Unfortunately, I no longer think this. Table-thumping atheism, along with table-thumping theism, does not seem to prompt many people to careful consideration of the issues. Rather, it seems to encourage an aggressive, superior attitude to anyone who disagrees with its dogma. At times it seems that so-called rational argument and logic, as well as persuasive rhetoric and anything else we can get our hands on, become merely tools to be used to attack one’s opponents and recruit more foot-soldiers to the cause. I wonder whether people in opposing camps are really trying to talk to one another. Or are they simply trying to defeat one another? I worry that we have replaced dialogue with combat, hence the rise of the antagonistic settings of religion against atheism, or religion against science (a painfully false dichotomy).
And yet, even with this battleground mentality in discussions of religion in the public sphere, it seems as if almost everyone is preaching to the choir. There is little attempt to reach across to one’s ‘opponents’, little attempt at building consensus or finding common goals. Part of this is natural: it is much safer to criticise, to undermine; it is comforting to think that people who do not see the self-evident truth of our position are dangerous idiots who are talking nonsense. In a context of combat, we should defeat our enemies by any means necessary – it’s them or us. But the language of warfare disguises intellectual cowardice.
The religious debate is being polarised. If the aim of the people who are engaged visibly in the discussion is simply to ‘win’, that way everyone surely loses. There are exceptions, of course, on both sides. But the overall direction seems encapsulated by the quiz I have discussed: we can award medals to those who agree with us and lambast the fools who disagree.

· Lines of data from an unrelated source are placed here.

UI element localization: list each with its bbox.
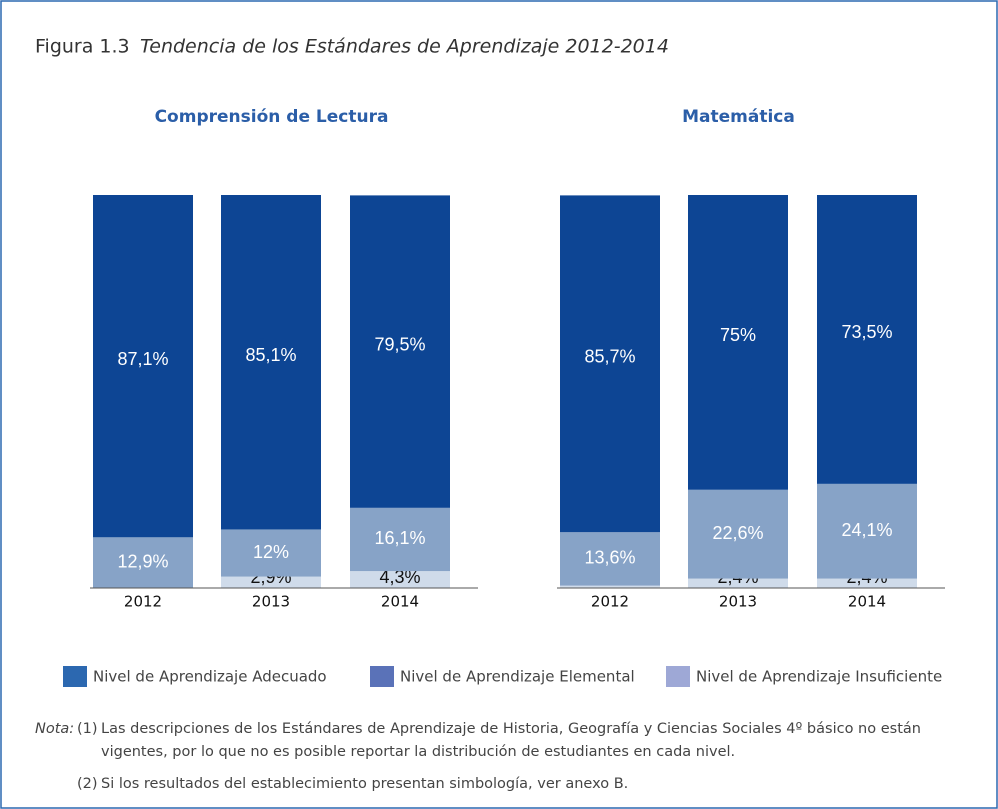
- legend-swatch: [666, 666, 690, 687]
- bar-segment: [221, 195, 321, 530]
- value-label: 24,1%: [841, 520, 892, 540]
- x-tick-label: 2014: [381, 593, 419, 611]
- legend-label: Nivel de Aprendizaje Adecuado: [93, 668, 327, 686]
- value-label: 87,1%: [117, 349, 168, 369]
- value-label: 12%: [253, 542, 289, 562]
- bar-segment: [817, 578, 917, 588]
- legend-label: Nivel de Aprendizaje Insuficiente: [696, 668, 942, 686]
- note-row: (2) Si los resultados del establecimiento…: [35, 773, 985, 796]
- note-number: (2): [77, 776, 98, 792]
- value-label: 16,1%: [374, 528, 425, 548]
- figure-title: Tendencia de los Estándares de Aprendiza…: [140, 36, 669, 58]
- bar-segment: [688, 578, 788, 588]
- value-label: 79,5%: [374, 334, 425, 354]
- value-label: 85,7%: [584, 347, 635, 367]
- x-tick-label: 2012: [124, 593, 162, 611]
- value-label: 73,5%: [841, 322, 892, 342]
- bar-segment: [221, 529, 321, 577]
- legend-label: Nivel de Aprendizaje Elemental: [400, 668, 635, 686]
- x-tick-label: 2012: [591, 593, 629, 611]
- bar-segment: [93, 195, 193, 538]
- note-row: Nota: (1) Las descripciones de los Estánda…: [35, 718, 985, 764]
- figure-number: Figura 1.3: [35, 36, 130, 58]
- bar-segment: [350, 507, 450, 572]
- x-tick-label: 2013: [252, 593, 290, 611]
- value-label: 75%: [720, 325, 756, 345]
- note-text: Las descripciones de los Estándares de A…: [101, 721, 921, 760]
- value-label: 4,3%: [379, 567, 420, 587]
- value-label: 13,6%: [584, 548, 635, 568]
- bar-segment: [350, 571, 450, 588]
- bar-segment: [560, 585, 660, 588]
- bar-segment: [221, 576, 321, 588]
- bar-segment: [560, 195, 660, 533]
- value-label: 85,1%: [245, 345, 296, 365]
- x-tick-label: 2013: [719, 593, 757, 611]
- bar-segment: [93, 537, 193, 588]
- chart-title: Comprensión de Lectura: [155, 107, 389, 127]
- bar-segment: [817, 483, 917, 579]
- bar-segment: [817, 195, 917, 484]
- bar-segment: [688, 195, 788, 490]
- legend-swatch: [370, 666, 394, 687]
- note-number: (1): [77, 721, 98, 737]
- bar-segment: [350, 195, 450, 508]
- chart-title: Matemática: [682, 107, 795, 127]
- bar-segment: [688, 489, 788, 579]
- value-label: 22,6%: [712, 523, 763, 543]
- note-text: Si los resultados del establecimiento pr…: [101, 776, 629, 792]
- legend-swatch: [63, 666, 87, 687]
- notes: Nota: (1) Las descripciones de los Estánda…: [35, 718, 985, 805]
- bar-segment: [560, 532, 660, 586]
- spacer: [35, 773, 77, 796]
- note-label: Nota:: [35, 721, 75, 737]
- x-tick-label: 2014: [848, 593, 886, 611]
- value-label: 12,9%: [117, 551, 168, 571]
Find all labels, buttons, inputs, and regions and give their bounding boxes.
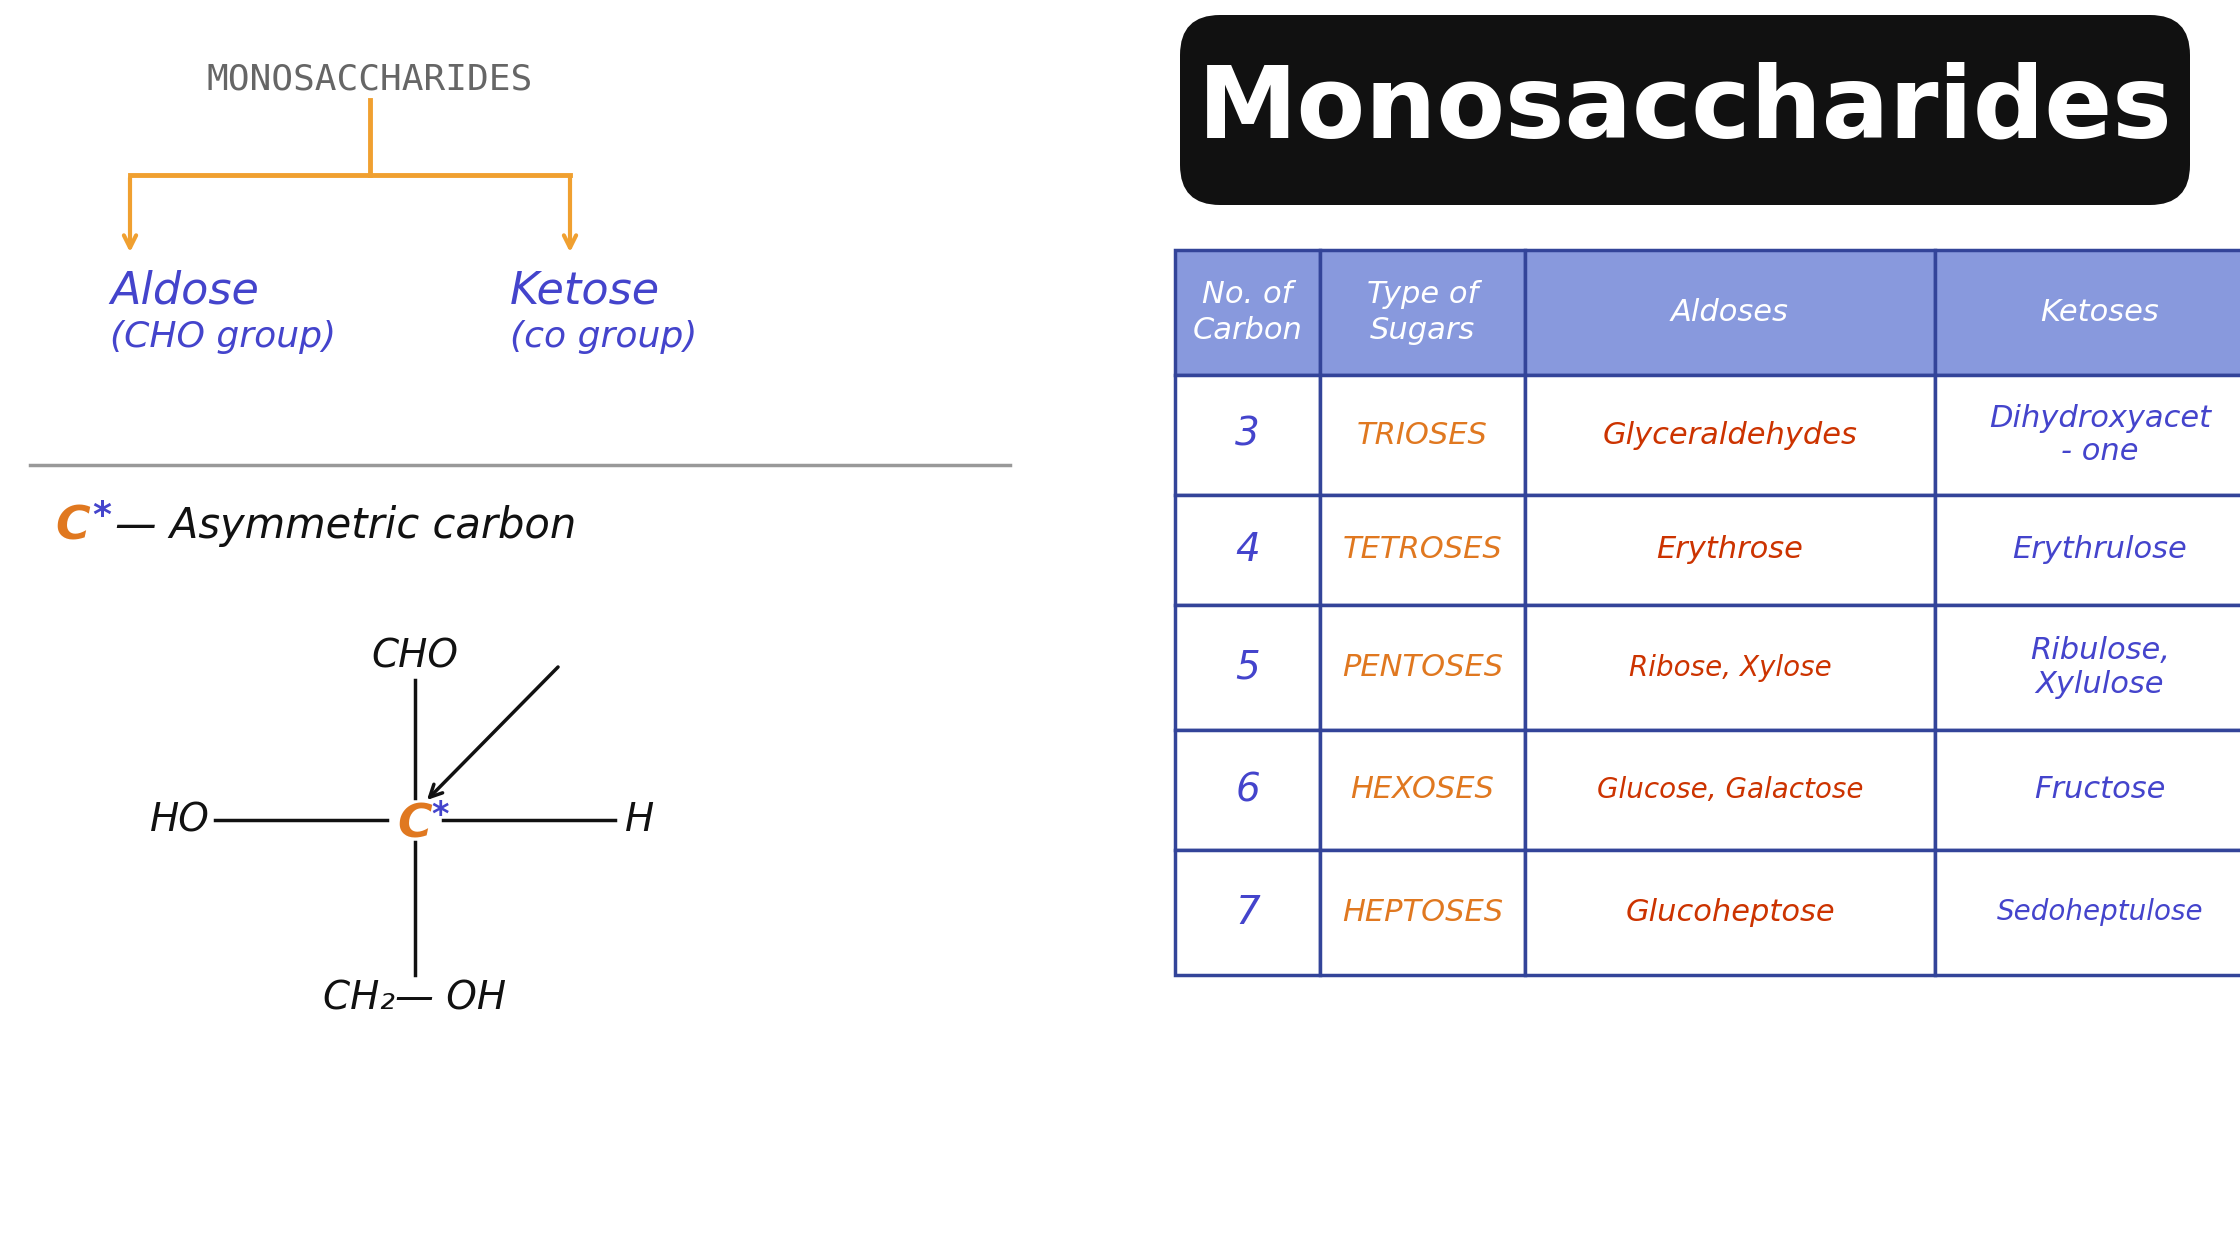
Text: No. of
Carbon: No. of Carbon xyxy=(1192,280,1301,345)
Text: C: C xyxy=(396,803,432,848)
Text: 5: 5 xyxy=(1234,649,1259,687)
Bar xyxy=(1525,605,1935,730)
Text: Ketose: Ketose xyxy=(511,270,661,312)
Text: Glucose, Galactose: Glucose, Galactose xyxy=(1597,776,1864,804)
Text: MONOSACCHARIDES: MONOSACCHARIDES xyxy=(206,63,533,97)
Bar xyxy=(1525,850,1935,975)
Bar xyxy=(1319,375,1525,495)
Bar xyxy=(1176,850,1319,975)
Bar xyxy=(1525,730,1935,851)
Text: 6: 6 xyxy=(1234,771,1259,809)
Bar xyxy=(1176,249,1319,375)
Bar xyxy=(1319,605,1525,730)
Text: 7: 7 xyxy=(1234,893,1259,931)
Text: *: * xyxy=(92,499,112,533)
Text: Erythrulose: Erythrulose xyxy=(2012,536,2188,564)
Text: Ribulose,
Xylulose: Ribulose, Xylulose xyxy=(2029,636,2171,699)
Text: TETROSES: TETROSES xyxy=(1342,536,1503,564)
Text: PENTOSES: PENTOSES xyxy=(1342,653,1503,682)
Text: *: * xyxy=(430,800,448,833)
Text: Type of
Sugars: Type of Sugars xyxy=(1366,280,1478,345)
Text: Aldose: Aldose xyxy=(110,270,260,312)
Bar xyxy=(1176,495,1319,605)
Bar xyxy=(1935,730,2240,851)
Text: (co group): (co group) xyxy=(511,320,697,354)
Bar xyxy=(1176,375,1319,495)
Text: CHO: CHO xyxy=(372,638,459,675)
Text: Ribose, Xylose: Ribose, Xylose xyxy=(1628,654,1832,682)
Text: H: H xyxy=(625,801,654,839)
Bar xyxy=(1319,495,1525,605)
Text: Dihydroxyacet
- one: Dihydroxyacet - one xyxy=(1989,403,2211,466)
Bar xyxy=(1525,495,1935,605)
Text: HEXOSES: HEXOSES xyxy=(1351,775,1494,804)
Bar xyxy=(1176,730,1319,851)
Bar xyxy=(1935,249,2240,375)
Text: Glyceraldehydes: Glyceraldehydes xyxy=(1602,421,1857,450)
Text: HO: HO xyxy=(150,801,211,839)
Bar xyxy=(1935,375,2240,495)
Text: TRIOSES: TRIOSES xyxy=(1357,421,1487,450)
Text: Sedoheptulose: Sedoheptulose xyxy=(1996,898,2204,926)
FancyBboxPatch shape xyxy=(1180,15,2191,205)
Bar xyxy=(1319,249,1525,375)
Text: 3: 3 xyxy=(1234,416,1259,454)
Text: 4: 4 xyxy=(1234,530,1259,570)
Text: Erythrose: Erythrose xyxy=(1658,536,1803,564)
Bar xyxy=(1935,850,2240,975)
Bar xyxy=(1935,605,2240,730)
Bar xyxy=(1319,730,1525,851)
Text: HEPTOSES: HEPTOSES xyxy=(1342,898,1503,927)
Bar xyxy=(1935,495,2240,605)
Bar xyxy=(1525,249,1935,375)
Text: CH₂— OH: CH₂— OH xyxy=(323,980,506,1018)
Text: C: C xyxy=(56,505,90,551)
Text: Monosaccharides: Monosaccharides xyxy=(1198,62,2173,159)
Bar xyxy=(1525,375,1935,495)
Bar xyxy=(1176,605,1319,730)
Text: (CHO group): (CHO group) xyxy=(110,320,336,354)
Bar xyxy=(1319,850,1525,975)
Text: Ketoses: Ketoses xyxy=(2041,299,2159,328)
Text: Fructose: Fructose xyxy=(2034,775,2166,804)
Text: — Asymmetric carbon: — Asymmetric carbon xyxy=(114,505,576,547)
Text: Glucoheptose: Glucoheptose xyxy=(1626,898,1835,927)
Text: Aldoses: Aldoses xyxy=(1671,299,1790,328)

If this is the state of the discussion, what can we do about it? I think it begins with cultivating intellectual virtues: a respect for other views, and the people that hold them; a humility to realise that we are definitely wrong about something, probably wrong about a few things and might be wrong about everything; an openness to really listen to others and the confidence to take on board the challenge that they present; a desire for the truth rather than a desire simply to convince; a recognition that intelligent, thoughtful and good people disagree about these things and that the answer is not certain and certainly not obvious; the wisdom to realise that intellectual maturity is shown by patience, not aggression. Above all, I think we need the bravery to dare to believe the following: if what I hold is true, then I have nothing to fear. And if it is not, I should change my mind.
Martin Pickup is the Salvesen Junior Fellow at New College, University of Oxford.